Comment 7 for bug 183156

Revision history for this message
John A Meinel (jameinel) wrote :

Note that if we change the loop to:
python -c "
from bzrlib import trace, branch
trace.enable_default_logging()
b = branch.Branch.open('launchpad-2a/devel')
b.lock_read()
maps = []
for vf_name in ['revisions', 'signatures', 'inventories', 'chk_bytes', 'texts']:
    vf = getattr(b.repository, vf_name)
    maps.append(vf.keys())
    trace.debug_memory('after %s' % (vf_name,))
b.unlock()
trace.debug_memory('after unlock')
del maps
trace.debug_memory('after del maps')
"
Internally, .keys() calls iter_all_entries() which does not cache the keys in the btree caches. At that point we have:
after revisions
VmPeak: 25900 kB
VmSize: 25900 kB
VmRSS: 23012 kB
after signatures
VmPeak: 28464 kB
VmSize: 28464 kB
VmRSS: 25560 kB
after inventories
VmPeak: 32080 kB
VmSize: 32080 kB
VmRSS: 29008 kB
after chk_bytes
VmPeak: 101212 kB
VmSize: 95252 kB
VmRSS: 92396 kB
after texts
VmPeak: 113188 kB
VmSize: 109976 kB
VmRSS: 107108 kB
after unlock
VmPeak: 113188 kB
VmSize: 109976 kB
VmRSS: 107108 kB
after del maps
VmPeak: 113188 kB
VmSize: 94596 kB
VmRSS: 91728 kB

If I add this debug loop:
from memory_dump import scanner, _scanner
scanner.dump_all_referenced(open(',,maps_refs.txt', 'wb'), maps)
size = dict.fromkeys('0123', 0)
size['0'] = _scanner.size_of(maps)
for x in maps:
  size['1'] += _scanner.size_of(x)
  for y in gc.get_referents(x):
    size['2'] += _scanner.size_of(y)
    for z in gc.get_referents(y):
      size['3'] += _scanner.size_of(z)
pprint.pprint(size)

I get:

Now if I did it correctly, maps is a list of lists of keys [of strings].
{'0': 64, '1': 15729200, '2': 26713160, '3': 92853917}
135,296,341

So we have 64 bytes allocated to the overall list
15.7M bytes allocated to the lists of keys
26.7M bytes allocated to the tuples
92.9M bytes allocated to strings

Now the strings are, in theory, duplicated and deduped via intern() and my size_of() loop does not check any of that.

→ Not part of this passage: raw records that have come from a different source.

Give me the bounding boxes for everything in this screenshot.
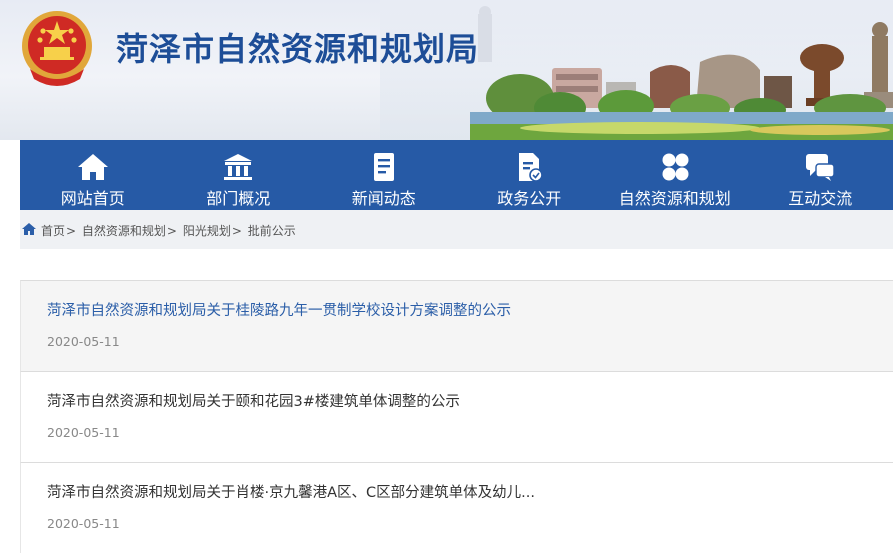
notice-list: 菏泽市自然资源和规划局关于桂陵路九年一贯制学校设计方案调整的公示 2020-05… [20,280,893,553]
header-banner: 菏泽市自然资源和规划局 [0,0,893,140]
document-icon [373,153,394,181]
home-icon [22,223,36,235]
site-title: 菏泽市自然资源和规划局 [116,30,480,68]
nav-item-natural-resources[interactable]: 自然资源和规划 [602,140,748,210]
building-icon [224,154,253,180]
breadcrumb-separator: > [231,224,242,238]
breadcrumb: 首页> 自然资源和规划> 阳光规划> 批前公示 [20,210,893,249]
grid-icon [662,153,689,181]
nav-item-department[interactable]: 部门概况 [166,140,312,210]
list-item[interactable]: 菏泽市自然资源和规划局关于桂陵路九年一贯制学校设计方案调整的公示 2020-05… [20,280,893,371]
list-item[interactable]: 菏泽市自然资源和规划局关于颐和花园3#楼建筑单体调整的公示 2020-05-11 [20,371,893,462]
list-item-title[interactable]: 菏泽市自然资源和规划局关于桂陵路九年一贯制学校设计方案调整的公示 [47,299,511,320]
list-item-date: 2020-05-11 [47,516,120,531]
breadcrumb-sunshine-planning[interactable]: 阳光规划 [183,224,231,238]
nav-item-label: 网站首页 [60,189,125,208]
breadcrumb-separator: > [66,224,77,238]
nav-item-label: 新闻动态 [351,189,416,208]
list-item-title[interactable]: 菏泽市自然资源和规划局关于颐和花园3#楼建筑单体调整的公示 [47,390,460,411]
list-item-date: 2020-05-11 [47,425,120,440]
nav-item-label: 部门概况 [206,189,271,208]
file-check-icon [519,153,544,182]
breadcrumb-natural-resources[interactable]: 自然资源和规划 [82,224,166,238]
nav-item-interaction[interactable]: 互动交流 [748,140,893,210]
breadcrumb-home[interactable]: 首页 [41,224,65,238]
nav-item-label: 互动交流 [788,189,853,208]
list-item-date: 2020-05-11 [47,334,120,349]
national-emblem-logo [22,11,92,86]
nav-item-label: 政务公开 [497,189,562,208]
breadcrumb-pre-approval[interactable]: 批前公示 [248,224,296,238]
list-item-title[interactable]: 菏泽市自然资源和规划局关于肖楼·京九馨港A区、C区部分建筑单体及幼儿... [47,481,535,502]
list-item[interactable]: 菏泽市自然资源和规划局关于肖楼·京九馨港A区、C区部分建筑单体及幼儿... 20… [20,462,893,553]
city-scenery-image [380,0,893,140]
nav-item-news[interactable]: 新闻动态 [311,140,457,210]
nav-item-public-affairs[interactable]: 政务公开 [457,140,603,210]
nav-item-home[interactable]: 网站首页 [20,140,166,210]
main-nav: 网站首页 部门概况 新闻动态 政务公开 自然资源和规划 互动交流 [20,140,893,210]
home-icon [77,154,108,180]
nav-item-label: 自然资源和规划 [618,189,731,208]
chat-icon [806,154,835,181]
breadcrumb-separator: > [166,224,177,238]
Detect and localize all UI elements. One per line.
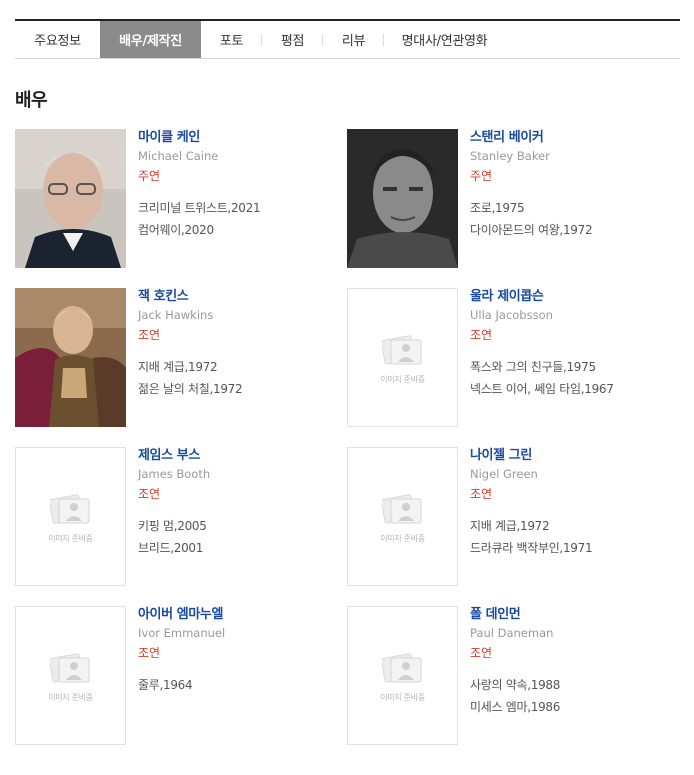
tab-label: 명대사/연관영화 — [401, 34, 488, 49]
actor-role: 주연 — [138, 169, 161, 183]
actor-photo-placeholder[interactable]: 이미지 준비중 — [15, 447, 126, 586]
actor-info: 울라 제이콥슨 Ulla Jacobsson 조연폭스와 그의 친구들,1975 넥스… — [470, 288, 670, 400]
tab-main-info[interactable]: 주요정보 — [15, 21, 100, 58]
actor-name-en: Ivor Emmanuel — [138, 626, 226, 640]
filmography-item[interactable]: 미세스 엠마,1986 — [470, 696, 670, 718]
actor-photo[interactable] — [347, 129, 458, 268]
actor-name-en: Jack Hawkins — [138, 308, 214, 322]
filmography-item[interactable]: 드라큐라 백작부인,1971 — [470, 537, 670, 559]
actor-name-kr[interactable]: 울라 제이콥슨 — [470, 288, 670, 305]
filmography-list: 사랑의 약속,1988 미세스 엠마,1986 — [470, 674, 670, 718]
actor-photo-placeholder[interactable]: 이미지 준비중 — [347, 606, 458, 745]
placeholder-text: 이미지 준비중 — [380, 693, 425, 702]
actor-name-kr[interactable]: 나이젤 그린 — [470, 447, 670, 464]
filmography-list: 크리미널 트위스트,2021 컴어웨이,2020 — [138, 197, 338, 241]
cast-card: 스탠리 베이커 Stanley Baker 주연조로,1975 다이아몬드의 여왕,1… — [347, 129, 667, 269]
tab-label: 평점 — [280, 34, 305, 49]
filmography-item[interactable]: 넥스트 이어, 쎄임 타임,1967 — [470, 378, 670, 400]
actor-name-en: Nigel Green — [470, 467, 538, 481]
actor-info: 나이젤 그린 Nigel Green 조연지배 계급,1972 드라큐라 백작부인,1… — [470, 447, 670, 559]
actor-role: 조연 — [470, 646, 493, 660]
filmography-list: 조로,1975 다이아몬드의 여왕,1972 — [470, 197, 670, 241]
filmography-list: 폭스와 그의 친구들,1975 넥스트 이어, 쎄임 타임,1967 — [470, 356, 670, 400]
tab-review[interactable]: 리뷰 — [323, 21, 384, 58]
filmography-item[interactable]: 사랑의 약속,1988 — [470, 674, 670, 696]
filmography-item[interactable]: 폭스와 그의 친구들,1975 — [470, 356, 670, 378]
actor-role: 조연 — [470, 487, 493, 501]
actor-name-en: James Booth — [138, 467, 211, 481]
cast-card: 이미지 준비중 나이젤 그린 Nigel Green 조연지배 계급,1972 드라큐라… — [347, 447, 667, 587]
filmography-item[interactable]: 브리드,2001 — [138, 537, 338, 559]
actor-photo-placeholder[interactable]: 이미지 준비중 — [15, 606, 126, 745]
actor-name-kr[interactable]: 제임스 부스 — [138, 447, 338, 464]
filmography-item[interactable]: 조로,1975 — [470, 197, 670, 219]
cast-card: 마이클 케인 Michael Caine 주연크리미널 트위스트,2021 컴어웨이,… — [15, 129, 335, 269]
filmography-item[interactable]: 지배 계급,1972 — [470, 515, 670, 537]
image-placeholder-icon — [50, 650, 92, 688]
actor-info: 마이클 케인 Michael Caine 주연크리미널 트위스트,2021 컴어웨이,… — [138, 129, 338, 241]
image-placeholder-icon — [50, 491, 92, 529]
placeholder-text: 이미지 준비중 — [380, 375, 425, 384]
filmography-list: 줄루,1964 — [138, 674, 338, 696]
actor-name-kr[interactable]: 잭 호킨스 — [138, 288, 338, 305]
tab-bar: 주요정보 배우/제작진 포토 평점 리뷰 명대사/연관영화 — [15, 19, 680, 59]
tab-cast-crew[interactable]: 배우/제작진 — [100, 21, 201, 58]
cast-card: 이미지 준비중 아이버 엠마누엘 Ivor Emmanuel 조연줄루,1964 — [15, 606, 335, 746]
actor-info: 제임스 부스 James Booth 조연키핑 멈,2005 브리드,2001 — [138, 447, 338, 559]
actor-name-kr[interactable]: 마이클 케인 — [138, 129, 338, 146]
placeholder-text: 이미지 준비중 — [380, 534, 425, 543]
placeholder-text: 이미지 준비중 — [48, 693, 93, 702]
actor-role: 조연 — [138, 487, 161, 501]
cast-card: 잭 호킨스 Jack Hawkins 조연지배 계급,1972 젊은 날의 처칠,19… — [15, 288, 335, 428]
tab-label: 포토 — [219, 34, 244, 49]
tab-quotes-related[interactable]: 명대사/연관영화 — [384, 21, 505, 58]
cast-card: 이미지 준비중 폴 데인먼 Paul Daneman 조연사랑의 약속,1988 미세스… — [347, 606, 667, 746]
tab-photo[interactable]: 포토 — [201, 21, 262, 58]
actor-photo-placeholder[interactable]: 이미지 준비중 — [347, 447, 458, 586]
filmography-item[interactable]: 지배 계급,1972 — [138, 356, 338, 378]
actor-photo[interactable] — [15, 129, 126, 268]
image-placeholder-icon — [382, 332, 424, 370]
actor-name-kr[interactable]: 폴 데인먼 — [470, 606, 670, 623]
actor-role: 조연 — [138, 646, 161, 660]
cast-card: 이미지 준비중 울라 제이콥슨 Ulla Jacobsson 조연폭스와 그의 친구들… — [347, 288, 667, 428]
filmography-item[interactable]: 키핑 멈,2005 — [138, 515, 338, 537]
filmography-list: 지배 계급,1972 젊은 날의 처칠,1972 — [138, 356, 338, 400]
actor-name-en: Ulla Jacobsson — [470, 308, 553, 322]
filmography-item[interactable]: 젊은 날의 처칠,1972 — [138, 378, 338, 400]
placeholder-text: 이미지 준비중 — [48, 534, 93, 543]
actor-info: 스탠리 베이커 Stanley Baker 주연조로,1975 다이아몬드의 여왕,1… — [470, 129, 670, 241]
actor-photo-placeholder[interactable]: 이미지 준비중 — [347, 288, 458, 427]
tab-label: 리뷰 — [341, 34, 366, 49]
actor-name-kr[interactable]: 스탠리 베이커 — [470, 129, 670, 146]
filmography-list: 키핑 멈,2005 브리드,2001 — [138, 515, 338, 559]
actor-role: 주연 — [470, 169, 493, 183]
tab-label: 주요정보 — [34, 34, 81, 49]
actor-name-en: Stanley Baker — [470, 149, 550, 163]
image-placeholder-icon — [382, 650, 424, 688]
image-placeholder-icon — [382, 491, 424, 529]
actor-role: 조연 — [138, 328, 161, 342]
actor-name-en: Michael Caine — [138, 149, 219, 163]
section-title: 배우 — [15, 90, 48, 111]
actor-name-kr[interactable]: 아이버 엠마누엘 — [138, 606, 338, 623]
actor-info: 폴 데인먼 Paul Daneman 조연사랑의 약속,1988 미세스 엠마,198… — [470, 606, 670, 718]
actor-info: 잭 호킨스 Jack Hawkins 조연지배 계급,1972 젊은 날의 처칠,19… — [138, 288, 338, 400]
tab-label: 배우/제작진 — [119, 34, 182, 49]
actor-role: 조연 — [470, 328, 493, 342]
tab-rating[interactable]: 평점 — [262, 21, 323, 58]
filmography-item[interactable]: 다이아몬드의 여왕,1972 — [470, 219, 670, 241]
actor-photo[interactable] — [15, 288, 126, 427]
filmography-item[interactable]: 크리미널 트위스트,2021 — [138, 197, 338, 219]
actor-name-en: Paul Daneman — [470, 626, 554, 640]
actor-info: 아이버 엠마누엘 Ivor Emmanuel 조연줄루,1964 — [138, 606, 338, 696]
cast-card: 이미지 준비중 제임스 부스 James Booth 조연키핑 멈,2005 브리드,2… — [15, 447, 335, 587]
filmography-list: 지배 계급,1972 드라큐라 백작부인,1971 — [470, 515, 670, 559]
filmography-item[interactable]: 줄루,1964 — [138, 674, 338, 696]
filmography-item[interactable]: 컴어웨이,2020 — [138, 219, 338, 241]
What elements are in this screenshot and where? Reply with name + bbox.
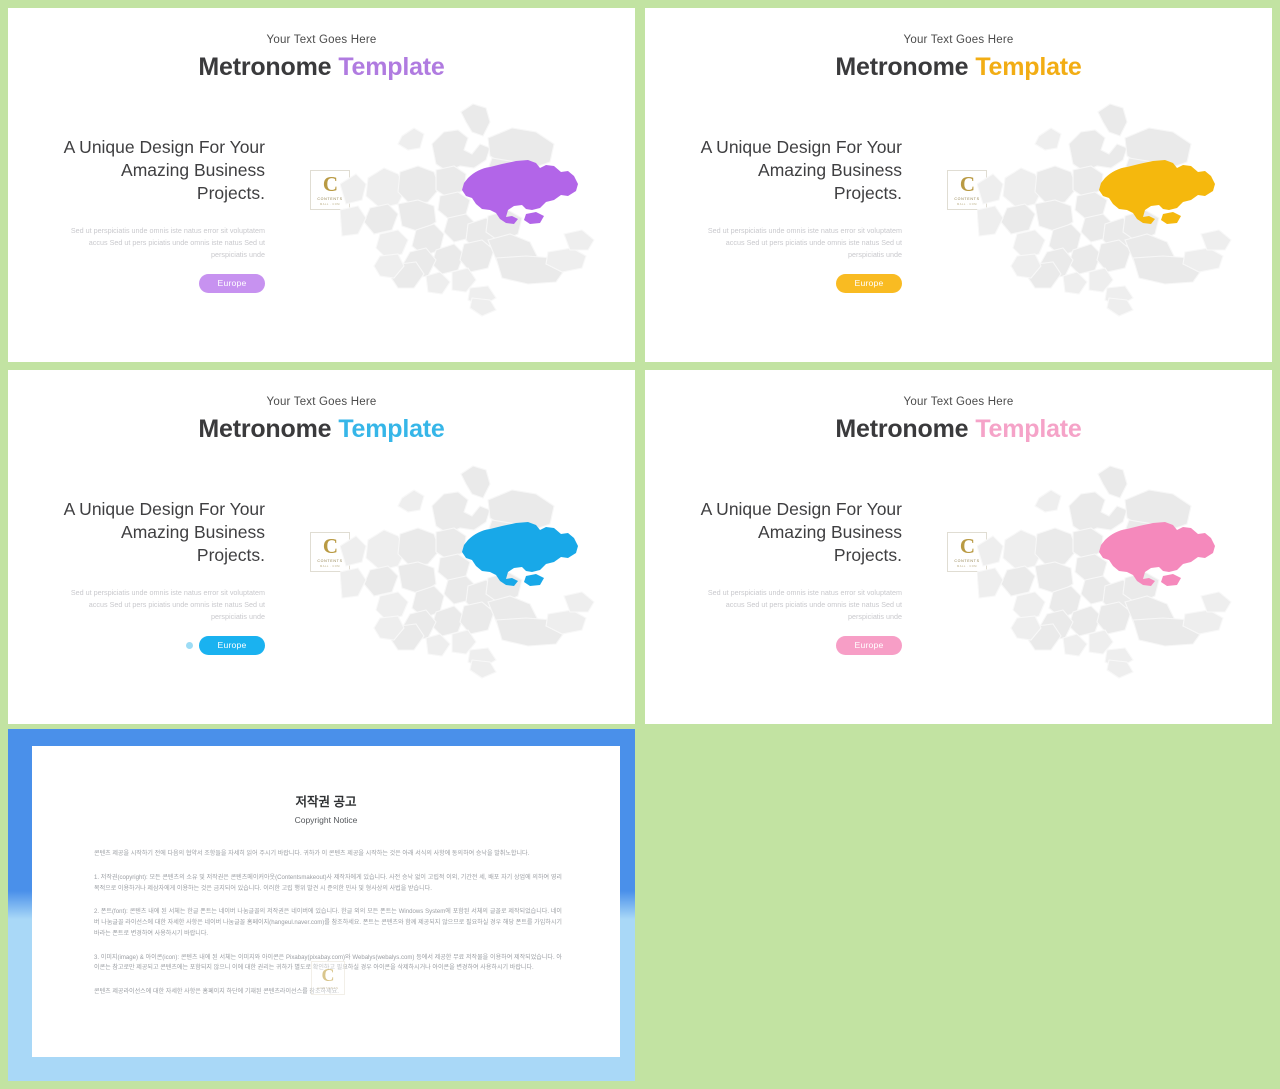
copyright-title-en: Copyright Notice <box>294 815 358 825</box>
copyright-item-3: 3. 이미지(image) & 아이콘(icon): 콘텐츠 내에 된 서체는 … <box>94 954 562 972</box>
europe-pill-button[interactable]: Europe <box>836 274 902 294</box>
pill-row: Europe <box>60 636 265 656</box>
subcopy: Sed ut perspiciatis unde omnis iste natu… <box>70 226 265 259</box>
slide-title-dark: Metronome <box>198 415 332 443</box>
map-base-countries <box>340 465 595 679</box>
slide-title-accent: Template <box>975 53 1082 81</box>
pill-dot-icon <box>186 642 193 650</box>
logo-letter: C <box>959 172 975 197</box>
europe-map[interactable] <box>340 454 628 716</box>
copy-block: A Unique Design For Your Amazing Busines… <box>697 136 902 294</box>
ukraine-highlight <box>1099 160 1215 224</box>
ukraine-highlight <box>462 522 578 586</box>
logo-tagline: MALL . COM <box>320 564 340 568</box>
map-base-countries <box>977 103 1232 317</box>
europe-pill-button[interactable]: Europe <box>836 636 902 656</box>
copyright-item-1: 1. 저작권(copyright): 모든 콘텐츠의 소유 및 저작권은 콘텐츠… <box>94 874 562 892</box>
copy-block: A Unique Design For Your Amazing Busines… <box>697 498 902 656</box>
copyright-intro: 콘텐츠 제공을 시작하기 전에 다음의 협약서 조항들을 자세히 읽어 주시기 … <box>94 851 530 857</box>
copyright-page: 저작권 공고 Copyright Notice C CONTENTS 콘텐츠 제… <box>32 746 620 1057</box>
headline: A Unique Design For Your Amazing Busines… <box>700 137 902 204</box>
europe-pill-button[interactable]: Europe <box>199 274 265 294</box>
copyright-title-ko: 저작권 공고 <box>295 795 357 809</box>
slide-title-accent: Template <box>338 415 445 443</box>
europe-pill-button[interactable]: Europe <box>199 636 265 656</box>
slide-title-accent: Template <box>975 415 1082 443</box>
slide-title: Metronome Template <box>8 53 635 82</box>
logo-tagline: MALL . COM <box>957 564 977 568</box>
logo-wordmark: CONTENTS <box>317 197 343 202</box>
copyright-item-2: 2. 폰트(font): 콘텐츠 내에 된 서체는 한글 폰트는 네이버 나눔글… <box>94 909 562 937</box>
logo-letter: C <box>322 172 338 197</box>
europe-map[interactable] <box>977 92 1265 354</box>
headline: A Unique Design For Your Amazing Busines… <box>63 137 265 204</box>
slide-title-dark: Metronome <box>835 415 969 443</box>
copy-block: A Unique Design For Your Amazing Busines… <box>60 136 265 294</box>
copyright-footer: 콘텐츠 제공라이선스에 대한 자세한 사항은 홈페이지 하단에 기재된 콘텐츠라… <box>94 989 339 995</box>
slide-eyebrow: Your Text Goes Here <box>266 34 377 46</box>
logo-wordmark: CONTENTS <box>954 197 980 202</box>
europe-map[interactable] <box>340 92 628 354</box>
slide-eyebrow: Your Text Goes Here <box>903 396 1014 408</box>
slide-title-dark: Metronome <box>198 53 332 81</box>
slide-purple[interactable]: Your Text Goes Here Metronome Template A … <box>8 8 635 362</box>
slide-title: Metronome Template <box>645 53 1272 82</box>
copy-block: A Unique Design For Your Amazing Busines… <box>60 498 265 656</box>
pill-row: Europe <box>60 274 265 294</box>
slide-blue[interactable]: Your Text Goes Here Metronome Template A … <box>8 370 635 724</box>
slide-eyebrow: Your Text Goes Here <box>903 34 1014 46</box>
pill-row: Europe <box>697 636 902 656</box>
logo-tagline: MALL . COM <box>320 202 340 206</box>
subcopy: Sed ut perspiciatis unde omnis iste natu… <box>707 588 902 621</box>
crimea-highlight <box>1161 212 1181 224</box>
headline: A Unique Design For Your Amazing Busines… <box>63 499 265 566</box>
subcopy: Sed ut perspiciatis unde omnis iste natu… <box>70 588 265 621</box>
slide-title: Metronome Template <box>8 415 635 444</box>
crimea-highlight <box>524 574 544 586</box>
europe-map[interactable] <box>977 454 1265 716</box>
slide-pink[interactable]: Your Text Goes Here Metronome Template A … <box>645 370 1272 724</box>
slide-title: Metronome Template <box>645 415 1272 444</box>
slide-eyebrow: Your Text Goes Here <box>266 396 377 408</box>
slide-amber[interactable]: Your Text Goes Here Metronome Template A … <box>645 8 1272 362</box>
headline: A Unique Design For Your Amazing Busines… <box>700 499 902 566</box>
map-base-countries <box>977 465 1232 679</box>
logo-letter: C <box>322 534 338 559</box>
logo-wordmark: CONTENTS <box>317 559 343 564</box>
logo-wordmark: CONTENTS <box>954 559 980 564</box>
pill-row: Europe <box>697 274 902 294</box>
ukraine-highlight <box>462 160 578 224</box>
logo-letter: C <box>959 534 975 559</box>
ukraine-highlight <box>1099 522 1215 586</box>
presentation-board: Your Text Goes Here Metronome Template A … <box>0 0 1280 1089</box>
slide-title-accent: Template <box>338 53 445 81</box>
slide-copyright-notice[interactable]: 저작권 공고 Copyright Notice C CONTENTS 콘텐츠 제… <box>8 729 635 1081</box>
copyright-body: C CONTENTS 콘텐츠 제공을 시작하기 전에 다음의 협약서 조항들을 … <box>94 849 562 998</box>
slide-title-dark: Metronome <box>835 53 969 81</box>
crimea-highlight <box>524 212 544 224</box>
logo-tagline: MALL . COM <box>957 202 977 206</box>
subcopy: Sed ut perspiciatis unde omnis iste natu… <box>707 226 902 259</box>
crimea-highlight <box>1161 574 1181 586</box>
map-base-countries <box>340 103 595 317</box>
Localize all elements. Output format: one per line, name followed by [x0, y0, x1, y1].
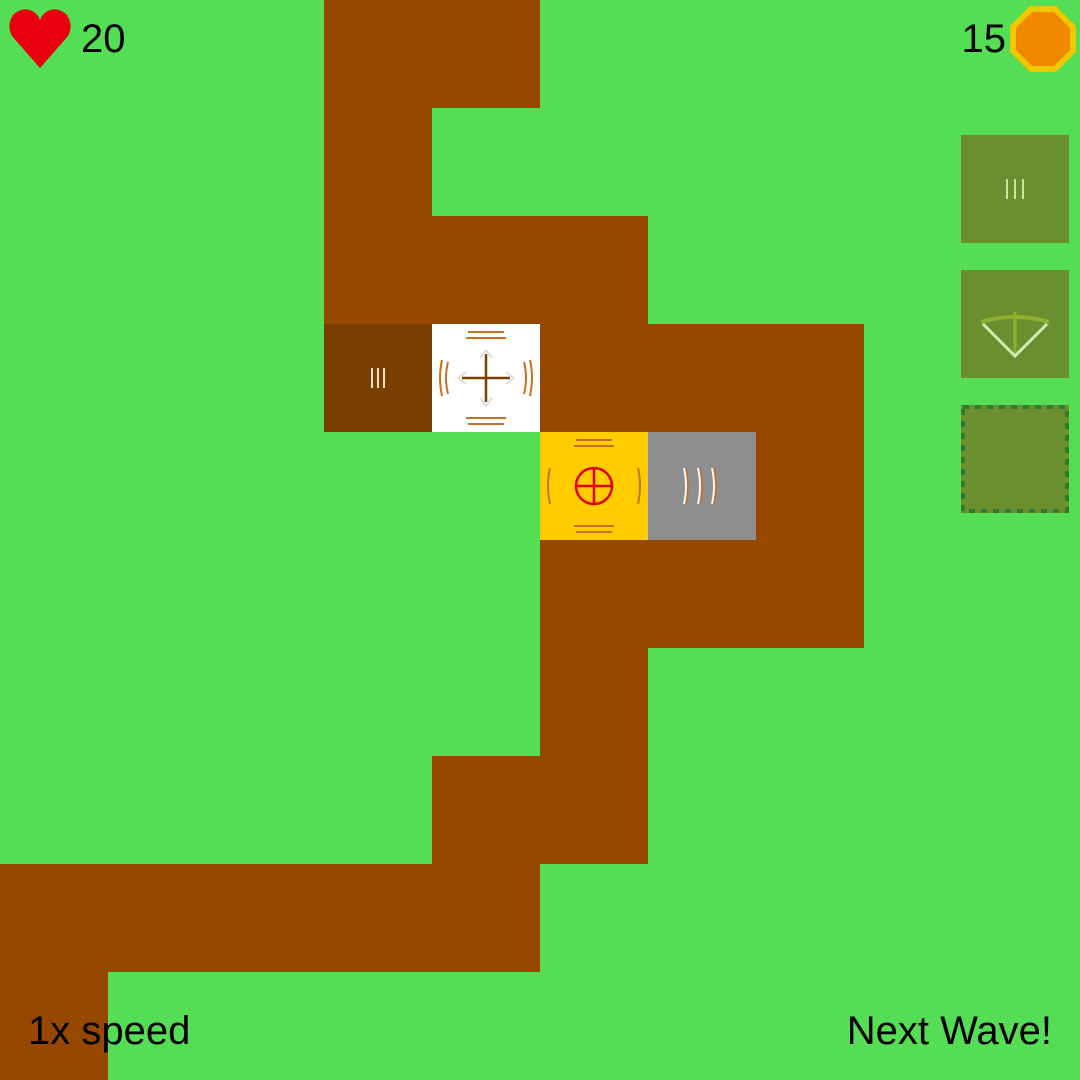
shop-item-crossbow[interactable] [961, 270, 1069, 378]
tower-ballista-grey[interactable] [648, 432, 756, 540]
target-tower-icon [547, 439, 641, 533]
path-segment [540, 648, 648, 756]
path-segment [756, 432, 864, 540]
tower-ballista-dark[interactable] [324, 324, 432, 432]
empty-slot-icon [961, 405, 1069, 513]
coins-display: 15 [950, 6, 1080, 72]
path-segment [324, 216, 648, 324]
heart-icon [9, 9, 71, 68]
speed-toggle-button[interactable]: 1x speed [28, 1009, 190, 1053]
shop-item-empty[interactable] [961, 405, 1069, 513]
ballista-icon [371, 368, 385, 388]
ballista-icon [683, 467, 717, 505]
lives-count: 20 [81, 17, 126, 61]
tower-crossbow-icon [980, 312, 1050, 359]
path-segment [324, 0, 540, 108]
next-wave-button[interactable]: Next Wave! [847, 1009, 1052, 1053]
tower-crossbow-white[interactable] [432, 324, 540, 432]
tower-target-yellow[interactable] [540, 432, 648, 540]
coin-icon [1010, 6, 1076, 72]
crosshair-tower-icon [439, 331, 533, 425]
path-segment [324, 108, 432, 216]
path-segment [540, 324, 864, 432]
path-segment [540, 540, 864, 648]
tower-ballista-icon [1006, 179, 1024, 199]
game-board[interactable]: 20 15 1x speed Next Wave! [0, 0, 1080, 1080]
path-segment [0, 864, 540, 972]
shop-item-ballista[interactable] [961, 135, 1069, 243]
path-segment [432, 756, 648, 864]
coins-count: 15 [961, 17, 1007, 61]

If I get rid of the intern() calls by editing _btree_serializer_pyx.pyx to change the call to safe_interned_string_from_size to safe_string_from_size I end up with:
VmPeak: 162088 kB
VmSize: 158876 kB
VmRSS: 155868 kB
{'0': 64, '1': 15729200, '2': 26713160, '3': 92853917}
135,296,341

However, you can see that VmPeak went from 113188 kB to 162088 kB, so the intern() does seem to be helping.

The most concerning to me is that we don't seem to be reclaiming the memory when we are done. Which is strange.